Authorities have drastically limited Liu Xia’s freedoms despite the fact that she has not been convicted of any crime. She is allowed to visit her parents once a week for a meal but is rarely allowed to see anyone else or talk to anyone by phone. Her monthly visits to Xiapo are heavily monitored and are limited to 30 minutes. Since 2010 she can no longer correspond with him through letters. Having restricted lines of communication, authorities have further isolated Liu Xia by forbidding her to set up exhibits of her paintings and photographs.
The CCP is hell bent on punishing Liu Xia. Fortunately the rest of the world, particularly human rights organizations, is paying attention and refuses to forget her artistry. Although she is more known for her poetry in China, the outside world has taken particular notice of her photography. A network of close friends and colleagues has carefully transported 25 of Xia’s photographs (most measuring 3 by 3 feet) out of China and organized them into several exhibitions in Europe, one in Hong Kong and one in the United States. The U.S. exhibition, held by Columbia University, was entitled “The Silent Strength of Liu Xia.”
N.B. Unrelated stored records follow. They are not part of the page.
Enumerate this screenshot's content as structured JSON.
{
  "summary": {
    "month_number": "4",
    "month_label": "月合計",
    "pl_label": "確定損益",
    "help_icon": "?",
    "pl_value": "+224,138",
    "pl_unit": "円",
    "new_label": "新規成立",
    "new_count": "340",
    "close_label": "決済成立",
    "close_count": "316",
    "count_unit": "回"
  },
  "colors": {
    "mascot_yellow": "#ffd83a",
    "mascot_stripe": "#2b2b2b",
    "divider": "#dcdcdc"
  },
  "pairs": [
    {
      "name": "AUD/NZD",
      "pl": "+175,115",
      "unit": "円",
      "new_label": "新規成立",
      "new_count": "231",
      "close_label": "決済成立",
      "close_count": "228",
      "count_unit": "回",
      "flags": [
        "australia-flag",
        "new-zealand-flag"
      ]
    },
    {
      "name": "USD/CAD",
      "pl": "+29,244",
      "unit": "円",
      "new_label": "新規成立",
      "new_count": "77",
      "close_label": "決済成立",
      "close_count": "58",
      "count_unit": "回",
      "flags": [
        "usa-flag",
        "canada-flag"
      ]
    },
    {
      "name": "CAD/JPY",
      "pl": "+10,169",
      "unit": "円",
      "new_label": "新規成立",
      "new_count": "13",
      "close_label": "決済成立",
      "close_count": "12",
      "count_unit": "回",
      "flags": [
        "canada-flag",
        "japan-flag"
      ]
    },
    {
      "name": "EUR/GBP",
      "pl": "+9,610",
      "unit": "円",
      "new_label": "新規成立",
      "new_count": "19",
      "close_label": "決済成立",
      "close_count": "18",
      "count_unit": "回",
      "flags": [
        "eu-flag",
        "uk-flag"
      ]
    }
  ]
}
These black and white photographs are haunting and unnerving, featuring little dolls with slightly deformed faces and arranged in different positions (some sitting, some lying on the ground facing the floor and some completely covered in fabric). One photo features Liu Xiabo with his left arm holding a doll on his right shoulder and an expression of neutrality on his face. The doll’s mouth remains agape in clear distress, giving the impression that it is wailing. Because Liu Xia cannot communicate due to her house arrest, one can only guess at the meaning behind her photographs. She, like her husband, is one of the countless victims of an authoritarian regime. No amount of China’s newly-gained and rapidly increasing capitalist wealth can ever match the freedoms each human is rightfully afforded to. One can only hope that the global community will continue to pressure the one-party regime into loosening its hold on the Chinese people.